Jon Clinch’s Kings of the Earth is newly available in paperback, and Clinch is publishing it himself. I wrote this about the hardcover version when it was released 2010.
I saw Gilberto Alvarez almost every day, in summer heat and winter storm. I remember seeing him on my 30th birthday and on the first anniversary of September 11th. I knew something about him; he loved baseball, talking about the MTA, and dogs. Now that I think about it, I probably saw him more often than anyone except my girlfriend. And, until he died, I didn’t know his name.
I suppose most of us have a Gilberto Alvarez in our lives, or perhaps I should say around our lives. Someone who is both oddly present and discomfiting. Someone who is off-putting because of some combination of station, appearance, and behavior. Someone on whom we spend more energy ignoring than acknowledging.
In Jon Clinch’s strange and fascinating Kings of the Earth, these are the Proctor brothers: Creed, Vernon and Audie. The bizarre sons of hard and gnomish parents, the Proctors live, work, and sleep together on their scrub farm in central New York. They aren’t charming misfits or wizened hermits waiting for someone to discover their hearts of gold. They are illiterate, ignorant, stubborn, and disquieting. Their connection to the world beyond the farm extends only to their sister, who somehow escaped the family, and one interested neighbor.
It should be said that this is not a story of rescue or redemption. Clinch isn’t interested in making us feel better about these men, but he is interested in getting us to see them.

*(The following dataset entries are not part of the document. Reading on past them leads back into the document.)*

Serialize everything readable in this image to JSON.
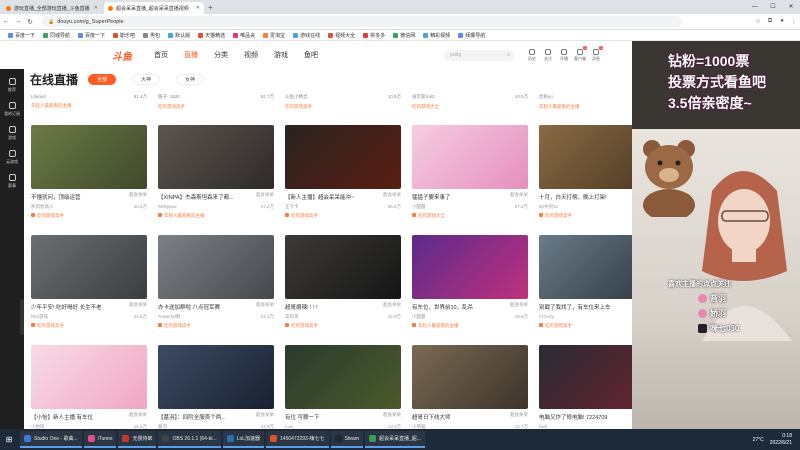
{
  "browser": {
    "tabs": [
      {
        "label": "游玩直播_全部游玩直播_斗鱼直播",
        "active": false
      },
      {
        "label": "超会呆呆直播_超会呆呆直播视频",
        "active": true
      }
    ],
    "url": "douyu.com/g_SuperPeople",
    "bookmarks": [
      "百度一下",
      "同城导航",
      "百度一下",
      "斯乐吧",
      "男包",
      "默认版",
      "天猫精选",
      "唯品会",
      "爱淘宝",
      "游戏在线",
      "视频大全",
      "拼多多",
      "微信网",
      "精彩视频",
      "拜娜导航"
    ]
  },
  "douyu": {
    "logo": "斗鱼",
    "nav": [
      "首页",
      "直播",
      "分类",
      "视频",
      "游戏",
      "鱼吧"
    ],
    "search_placeholder": "pubg",
    "header_icons": [
      {
        "label": "历史",
        "badge": ""
      },
      {
        "label": "关注",
        "badge": ""
      },
      {
        "label": "开播",
        "badge": ""
      },
      {
        "label": "客户端",
        "badge": "1"
      },
      {
        "label": "消息",
        "badge": "1"
      }
    ]
  },
  "sidebar": [
    {
      "label": "推荐"
    },
    {
      "label": "我的订阅"
    },
    {
      "label": "游戏"
    },
    {
      "label": "云游戏"
    },
    {
      "label": "赛事"
    }
  ],
  "page": {
    "title": "在线直播",
    "filters": [
      {
        "label": "全部",
        "active": true
      },
      {
        "label": "大神",
        "active": false
      },
      {
        "label": "女神",
        "active": false
      }
    ]
  },
  "prev_row": [
    {
      "user": "Lifeand",
      "hot": "81.4万",
      "tag": "年轻人最爱看的主播"
    },
    {
      "user": "狼子· 1520",
      "hot": "52.7万",
      "tag": "吃鸡游戏高手"
    },
    {
      "user": "斗鱼小精灵",
      "hot": "10.5万",
      "tag": "吃鸡游戏高手"
    },
    {
      "user": "张可爱Sol2",
      "hot": "10.5万",
      "tag": "吃鸡游戏大全"
    },
    {
      "user": "优民yu",
      "hot": "48.5万",
      "tag": "年轻人最爱看的主播"
    }
  ],
  "cards": [
    {
      "title": "不懂就问，顶级运营",
      "category": "超会呆呆",
      "user": "秋风愁煞人",
      "hot": "40.5万",
      "tag": "吃鸡游戏高手",
      "colors": [
        "#6d7a45",
        "#3e4a2b"
      ]
    },
    {
      "title": "【XINPA】杰森斯坦森来了都...",
      "category": "超会呆呆",
      "user": "XINtypou",
      "hot": "37.2万",
      "tag": "年轻人最爱看的主播",
      "colors": [
        "#5c5550",
        "#2e2a28"
      ]
    },
    {
      "title": "【新人主播】超会呆呆能冲~",
      "category": "超会呆呆",
      "user": "王卡卡",
      "hot": "36.6万",
      "tag": "吃鸡游戏高手",
      "colors": [
        "#2a2320",
        "#5a1d12"
      ]
    },
    {
      "title": "猛猛子要来事了",
      "category": "超会呆呆",
      "user": "小甜甜",
      "hot": "27.2万",
      "tag": "吃鸡游戏大全",
      "colors": [
        "#f6cde0",
        "#e58fbf"
      ]
    },
    {
      "title": "十月，白天打榜，晚上打架!",
      "category": "超会呆呆",
      "user": "Bo牛奶11",
      "hot": "25.4万",
      "tag": "吃鸡游戏高手",
      "colors": [
        "#8a6a45",
        "#4c3a22"
      ]
    },
    {
      "title": "少年平安! 吃好喝好 长生不老",
      "category": "超会呆呆",
      "user": "Dk0游戏",
      "hot": "24.6万",
      "tag": "吃鸡游戏高手",
      "colors": [
        "#6b6f72",
        "#3b3e40"
      ]
    },
    {
      "title": "办卡送加群啦 八点冠军赛",
      "category": "超会呆呆",
      "user": "Powerful明",
      "hot": "24.4万",
      "tag": "吃鸡游戏高手",
      "colors": [
        "#7d8085",
        "#45484c"
      ]
    },
    {
      "title": "超哥摘辣! ! ! !",
      "category": "超会呆呆",
      "user": "菜鸡哥",
      "hot": "22.9万",
      "tag": "吃鸡游戏高手",
      "colors": [
        "#3c3a38",
        "#151515"
      ]
    },
    {
      "title": "有东位，世界前10，乱杀",
      "category": "超会呆呆",
      "user": "小甜甜",
      "hot": "18.6万",
      "tag": "年轻人最爱看的主播",
      "colors": [
        "#5a2b8a",
        "#c0307e"
      ]
    },
    {
      "title": "别戳了我找了，有车位来上车",
      "category": "超会呆呆",
      "user": "Fzzerry",
      "hot": "16.9万",
      "tag": "吃鸡游戏高手",
      "colors": [
        "#6a7a86",
        "#2e3a44"
      ]
    },
    {
      "title": "【小怡】新人主播 有车位",
      "category": "超会呆呆",
      "user": "小怡呀",
      "hot": "15.4万",
      "tag": "年轻人最爱看的主播",
      "colors": [
        "#f8dbe6",
        "#f0a6c2"
      ]
    },
    {
      "title": "【墓羽】：四阶全服首个两...",
      "category": "超会呆呆",
      "user": "墓羽",
      "hot": "14.8万",
      "tag": "吃鸡游戏高手",
      "colors": [
        "#3d4a63",
        "#1a2230"
      ]
    },
    {
      "title": "有位 可颤一下",
      "category": "超会呆呆",
      "user": "Luvi",
      "hot": "13.1万",
      "tag": "吃鸡游戏高手",
      "colors": [
        "#2b3a2e",
        "#4a5a2a"
      ]
    },
    {
      "title": "超哥日下线大师",
      "category": "超会呆呆",
      "user": "小熊猫",
      "hot": "12.7万",
      "tag": "吃鸡游戏高手",
      "colors": [
        "#7a6a55",
        "#3d332a"
      ]
    },
    {
      "title": "电脑又炸了修电脑! 7224709",
      "category": "超会呆呆",
      "user": "hwk",
      "hot": "11.8万",
      "tag": "吃鸡游戏高手",
      "colors": [
        "#2a2c34",
        "#6a2230"
      ]
    }
  ],
  "overlay": {
    "lines": [
      "钻粉=1000票",
      "投票方式看鱼吧",
      "3.5倍亲密度~"
    ],
    "follow_text": "喜欢主播的点点关注",
    "names": [
      "音羽",
      "娇羽",
      "咪七030"
    ]
  },
  "taskbar": {
    "items": [
      {
        "label": "Studio One - 歌曲...",
        "color": "#3a7bd5"
      },
      {
        "label": "iTunes",
        "color": "#e24c8a"
      },
      {
        "label": "无畏侍郎",
        "color": "#c0392b"
      },
      {
        "label": "OBS 26.1.1 (64-bi...",
        "color": "#444"
      },
      {
        "label": "LoL加速器",
        "color": "#2a6fb0"
      },
      {
        "label": "1450472293-嗨七七",
        "color": "#d8552a"
      },
      {
        "label": "Steam",
        "color": "#1b2838"
      },
      {
        "label": "超会呆呆直播_超...",
        "color": "#3a9d50"
      }
    ],
    "weather": "27°C",
    "time": "0:18",
    "date": "2022/6/21"
  }
}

I didn’t go out of my way to see Gilberto, and I really don’t know if he ever recognized me.
Still, there he was, every morning, outside the subway station. I never saw him arrive or leave, and, judging by the state of his wheelchair, he either didn’t go far or had someone help him to wherever he spent nights. Some days his prosthetic leg was with him, some days it wasn’t, but I never did see him wearing it. It might be propped up next to wheelchair or laying on one the stairs down to the platform. I once saw him use it as a kind of scepter, waving it emphatically to underscore his more passionate points about the Mets’ lack of pitching.
Clinch gives us some insight to how the brothers ended up this way, a disquietingly believable combination of poverty, distrust, and pathology. We end up feeling about the Proctors in much the same way as the people around them do—a little curious but mostly repulsed. And the local farmers and businesspeople leave them well enough alone until the middle brother, Vernon, dies in his sleep. The mystery of his death supplies what little plot there is here, but Kings of the Earth isn’t a story of these men so much as it is a mediation on difference: not the discourse of diversity or of multiculturalism or of a “rainbow society” but of the difference that makes us scurry past someone or avert our eyes.

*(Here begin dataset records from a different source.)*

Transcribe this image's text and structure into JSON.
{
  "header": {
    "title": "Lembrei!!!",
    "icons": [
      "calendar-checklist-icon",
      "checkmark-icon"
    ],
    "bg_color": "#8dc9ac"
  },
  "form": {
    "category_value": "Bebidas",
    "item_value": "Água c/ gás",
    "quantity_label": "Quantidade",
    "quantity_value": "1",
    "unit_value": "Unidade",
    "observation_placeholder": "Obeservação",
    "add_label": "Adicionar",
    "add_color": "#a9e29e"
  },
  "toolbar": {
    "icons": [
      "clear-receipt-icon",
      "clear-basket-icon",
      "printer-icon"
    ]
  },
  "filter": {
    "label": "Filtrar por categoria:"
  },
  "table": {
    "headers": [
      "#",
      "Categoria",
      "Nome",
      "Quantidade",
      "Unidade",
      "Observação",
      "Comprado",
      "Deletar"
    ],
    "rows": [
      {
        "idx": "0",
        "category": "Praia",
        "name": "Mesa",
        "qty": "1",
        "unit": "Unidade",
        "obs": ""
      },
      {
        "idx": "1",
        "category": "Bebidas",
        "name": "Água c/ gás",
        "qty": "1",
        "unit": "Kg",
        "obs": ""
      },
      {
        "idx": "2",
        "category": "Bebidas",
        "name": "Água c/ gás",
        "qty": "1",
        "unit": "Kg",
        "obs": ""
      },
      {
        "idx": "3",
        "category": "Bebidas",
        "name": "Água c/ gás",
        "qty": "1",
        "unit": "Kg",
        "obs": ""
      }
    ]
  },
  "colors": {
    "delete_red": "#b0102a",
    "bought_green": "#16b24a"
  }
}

Over the nine or so years I walked past Gilberto’s change cup, I probably gave him less than three dollars. I’m not even so sure he was really there for the money, though I know he needed it. More than anything, he watched and waited for the few people who would spend a minute talking to him. From what I can tell, most of these were living rough like him, though with varying degrees of wear, and I don’t have any idea what they talked about. I try to imagine their conversations now, but I don’t come up with much and can only guess at the kinds of things that occupied their minds.

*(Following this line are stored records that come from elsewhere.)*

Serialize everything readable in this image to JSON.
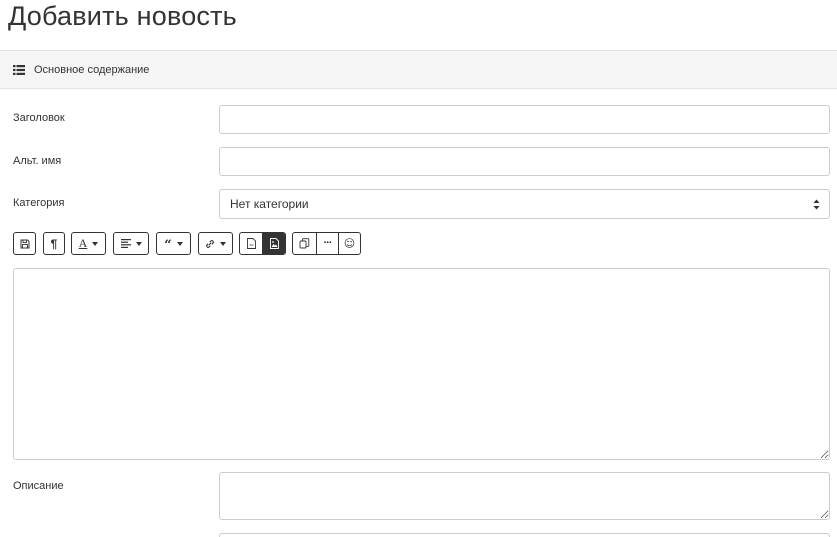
{
  "page": {
    "title": "Добавить новость"
  },
  "section": {
    "title": "Основное содержание",
    "icon": "list-icon"
  },
  "form": {
    "title_label": "Заголовок",
    "title_value": "",
    "alias_label": "Альт. имя",
    "alias_value": "",
    "category_label": "Категория",
    "category_value": "Нет категории",
    "description_label": "Описание",
    "description_value": ""
  },
  "toolbar": {
    "buttons": [
      {
        "icon": "save-icon"
      },
      {
        "icon": "paragraph-icon",
        "glyph": "¶"
      },
      {
        "icon": "font-color-icon",
        "glyph": "A"
      },
      {
        "icon": "align-icon"
      },
      {
        "icon": "quote-icon",
        "glyph": "“"
      },
      {
        "icon": "link-icon"
      },
      {
        "icon": "document-icon"
      },
      {
        "icon": "image-icon"
      },
      {
        "icon": "copy-icon"
      },
      {
        "icon": "more-icon",
        "glyph": "···"
      },
      {
        "icon": "smiley-icon",
        "glyph": "☺"
      }
    ]
  },
  "colors": {
    "accent": "#333333",
    "section_bg": "#f5f5f5",
    "border": "#cccccc"
  }
}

In the end, Clinch doesn’t ask us to like or understand the Proctors. Truth be told, I’m not entirely sure what our attitude toward them is supposed to be. I think most readers will feel sympathy for them, especially Audie, but it’s a qualified and awkward sympathy. Even after getting to know them, we wouldn’t want to spend time with them. Does that make us callous? Would our better angels have us play cards with them on cold February nights or invite them to our summer barbecues? I doubt it. As we see the Proctor brothers through the eyes of those around them, we don’t just see the brothers, we see they way they are seen; they are misunderstood, caricatured, ignored, exploited, and underestimated, and so our own misunderstanding, ignorance, exploitation is cast into the open.
One morning a couple of months ago, Gilberto and his wheelchair were missing. Instead, there was a piece of white paper taped to a light pole that read “Gilberto Alvarez, ????-2010” and a plastic tray full of sandwiches on the sidewalk. A couple of men were standing there, talking and eating the sandwiches. It took me a minute to realize that someone had brought them to mark Gilberto’s presence and passing.
I don’t know if I should have tried talking to Gilberto or gave him a few quarters every couple of weeks. I’m not naive enough to think everyone can be saved, but I’m not so callous that I want to ignore them. And perhaps that’s what Kings of the Earth offered me: a way of seeing Gilberto and not flinching, of acknowledging his existence and his death without sentimentalizing or marginalizing him. He was here, and he was one of us. That’s not the best I can do, but it’s all I can do now.